Scott saved up his energy all day Monday December 10th so he could take me to Thalassa aka Mariketty’s Place, the Greek restaurant with the most amazing view, in Vagator last night. High up on a cliff overlooking a pocket beach at the base of a mountain…..palms swaying in the seabreeze that was keeping us cliffdwellers quite comfortable with no A-C. We both endured the 30 minute taxi ride (it’s always a harrowing experience of stop ‘n’ starts to avoid wild dogs, cows, bikes, motorcycles, pedestrians, and to pass trucks and slower vehicles…..driving over speedbumps is painful for Scott no matter how careful the driver takes them).
We knew this would be an upscale hipster scene as soon as we left the dusty trash strewn road and entered the restaurant’s gate. A high end clothing boutique in a tent replete with crystal chandeliers a la our friend Raymond Waiteswas the first feast for the eyes. Silken sari fabrics used in fetching contemporary styles all hanging by color groups…..blues into greens over here, reds n pinks, crisp whites, sumptuous golds. Scott and I moved on through a narrow corridor that had personal beach hut living quarters opening out to a large plein air dining terrace. The place was abuzz with well heeled Europeans and locals. Aneel, our friend and gracious host, had made reservations for us. Mariketty is his best friend and he is godfather to her child.

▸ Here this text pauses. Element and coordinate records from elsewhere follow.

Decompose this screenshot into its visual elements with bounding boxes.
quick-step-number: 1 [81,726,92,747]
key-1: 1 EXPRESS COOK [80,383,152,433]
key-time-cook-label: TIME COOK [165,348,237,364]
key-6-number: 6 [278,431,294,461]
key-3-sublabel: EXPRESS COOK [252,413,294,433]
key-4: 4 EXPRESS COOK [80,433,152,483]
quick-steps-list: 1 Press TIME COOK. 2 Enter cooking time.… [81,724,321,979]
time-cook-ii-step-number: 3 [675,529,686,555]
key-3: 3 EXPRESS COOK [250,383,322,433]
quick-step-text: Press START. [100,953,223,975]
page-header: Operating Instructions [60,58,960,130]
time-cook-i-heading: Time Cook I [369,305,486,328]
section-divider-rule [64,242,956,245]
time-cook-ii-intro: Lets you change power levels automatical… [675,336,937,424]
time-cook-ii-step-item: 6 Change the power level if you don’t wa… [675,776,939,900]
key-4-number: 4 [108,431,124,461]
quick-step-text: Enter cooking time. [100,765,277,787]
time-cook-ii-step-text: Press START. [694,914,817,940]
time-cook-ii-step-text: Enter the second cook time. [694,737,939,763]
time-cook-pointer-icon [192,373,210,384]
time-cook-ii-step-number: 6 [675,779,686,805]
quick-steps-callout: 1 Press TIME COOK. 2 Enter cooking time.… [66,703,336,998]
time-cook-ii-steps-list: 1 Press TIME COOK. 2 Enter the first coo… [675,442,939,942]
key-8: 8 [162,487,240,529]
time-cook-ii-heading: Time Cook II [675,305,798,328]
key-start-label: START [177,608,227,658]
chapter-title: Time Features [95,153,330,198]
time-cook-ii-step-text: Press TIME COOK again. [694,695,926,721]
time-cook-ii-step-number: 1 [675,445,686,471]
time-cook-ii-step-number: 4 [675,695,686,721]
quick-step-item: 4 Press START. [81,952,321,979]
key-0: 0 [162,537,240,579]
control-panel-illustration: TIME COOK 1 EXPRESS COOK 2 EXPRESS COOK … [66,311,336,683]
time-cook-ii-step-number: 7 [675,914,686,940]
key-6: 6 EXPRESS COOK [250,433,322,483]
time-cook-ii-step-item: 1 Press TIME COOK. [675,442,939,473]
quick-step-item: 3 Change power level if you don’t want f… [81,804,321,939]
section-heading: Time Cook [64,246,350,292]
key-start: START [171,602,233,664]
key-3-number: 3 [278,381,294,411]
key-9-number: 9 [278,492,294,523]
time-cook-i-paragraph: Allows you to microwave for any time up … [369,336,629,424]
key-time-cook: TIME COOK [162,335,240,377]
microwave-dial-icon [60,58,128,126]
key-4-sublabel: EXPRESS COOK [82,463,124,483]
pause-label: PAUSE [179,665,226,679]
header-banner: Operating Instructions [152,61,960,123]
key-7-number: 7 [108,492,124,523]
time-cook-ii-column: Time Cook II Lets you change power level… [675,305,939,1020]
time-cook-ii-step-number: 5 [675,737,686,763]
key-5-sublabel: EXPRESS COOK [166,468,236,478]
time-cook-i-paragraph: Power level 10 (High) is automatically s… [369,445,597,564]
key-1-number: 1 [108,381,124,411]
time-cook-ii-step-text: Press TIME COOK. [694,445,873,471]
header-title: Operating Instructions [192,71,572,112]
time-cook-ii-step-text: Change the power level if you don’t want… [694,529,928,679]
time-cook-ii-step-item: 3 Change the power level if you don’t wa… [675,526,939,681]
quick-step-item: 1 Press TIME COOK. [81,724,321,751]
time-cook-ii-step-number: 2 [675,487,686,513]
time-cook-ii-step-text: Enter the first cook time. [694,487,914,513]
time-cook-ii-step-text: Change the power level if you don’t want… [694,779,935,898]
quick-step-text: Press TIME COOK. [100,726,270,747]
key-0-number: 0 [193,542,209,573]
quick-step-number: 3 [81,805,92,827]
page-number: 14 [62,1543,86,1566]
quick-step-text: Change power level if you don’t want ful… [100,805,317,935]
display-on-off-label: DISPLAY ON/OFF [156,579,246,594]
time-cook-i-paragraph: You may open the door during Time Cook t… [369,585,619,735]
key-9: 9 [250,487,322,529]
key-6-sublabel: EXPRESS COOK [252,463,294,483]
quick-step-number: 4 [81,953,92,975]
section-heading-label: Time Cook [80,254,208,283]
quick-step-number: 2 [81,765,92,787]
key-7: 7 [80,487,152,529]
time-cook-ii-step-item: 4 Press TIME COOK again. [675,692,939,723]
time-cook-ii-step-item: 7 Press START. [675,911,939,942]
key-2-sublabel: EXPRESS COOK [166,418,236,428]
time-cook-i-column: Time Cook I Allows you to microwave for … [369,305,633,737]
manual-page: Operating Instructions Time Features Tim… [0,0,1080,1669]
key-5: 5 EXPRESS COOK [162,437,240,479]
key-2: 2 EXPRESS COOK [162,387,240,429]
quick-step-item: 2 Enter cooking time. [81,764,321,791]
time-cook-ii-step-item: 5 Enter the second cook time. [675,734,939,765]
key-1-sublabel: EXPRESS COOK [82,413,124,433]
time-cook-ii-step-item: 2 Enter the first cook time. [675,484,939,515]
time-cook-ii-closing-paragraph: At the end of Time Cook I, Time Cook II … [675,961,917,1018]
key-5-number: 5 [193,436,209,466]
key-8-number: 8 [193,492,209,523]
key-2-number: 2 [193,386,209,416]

Another treat at Thalassa was their dog is Marlon Brando ‘s brother! That was fun to see Marlon’s twin. There were also local strays that are everywhere. I plan to write a separate post about the wild dogs one of these days but I digress. We were given an excellent and very romantic table with a perfect view of the setting sun. Our drinks and food came so fast we didn’t believe we were in Goa anymore! Both Ivan the assistant manager and Mariketty herself came over to talk to us to see that we were all right. Later when our driver picked us up he told us he was expecting us an hour later because the place is reknowned not only for its food but for it being so popular the wait is very long and locals in the know frequently call their orders in ahead of time. Our angel Aneel discreetly had paved the way for Scott’s ease and we are grateful.
The rest of the night was a fitful one. The past few days we’ve been trying to get a handle on the diuretics that were prescribed for Scott’s ascites problem and tweaking his pain meds so that he can have less fogginess. He hasn’t been wanting to take so many pills and who can blame him? Unfortunately the result of ” lack of coverage” –albeit self chosen– was a wide-awake Scott with high anxiety from 3:30am onward. After three panicky hours (up down inside outside hot cold yes no i don’t know) Scott insisted he needed to keep on walking so we slowly made our way on foot down our unpaved rutted road for a pre-breakfast beach boogie.
Oh, the things we take for granted. Like being able to walk back the way you came without having to stop every twenty feet to rest for ten minutes… or having to pour water over your hat because the meds make your skin so sensitive you feel like Edward Cullen being burned up in the sunlight. At one point we were standing knee deep in the warm ocean water when I got the eerie sense that Scott might be silently thinking of breaking away from me, plunging under the next big wave, embracing death as he has embraced life so whole heartedly. I shivered as I gazed out at the breakers rolling in. We stood there, neither of us saying a word. The moment passed and we managed the arduous ( for Scott) return up the beach to get to our taxi meeting place for the short ride back to Sur La Mer. My heart skipped a beat later that day when in a moment of frustration he accused me of never having taken the time to walk in his shoes and feel what it feels like to want to drown yourself and end it all sooner. Your shoes are too big for me, darling, but I slipped them on today without knowing they were yours.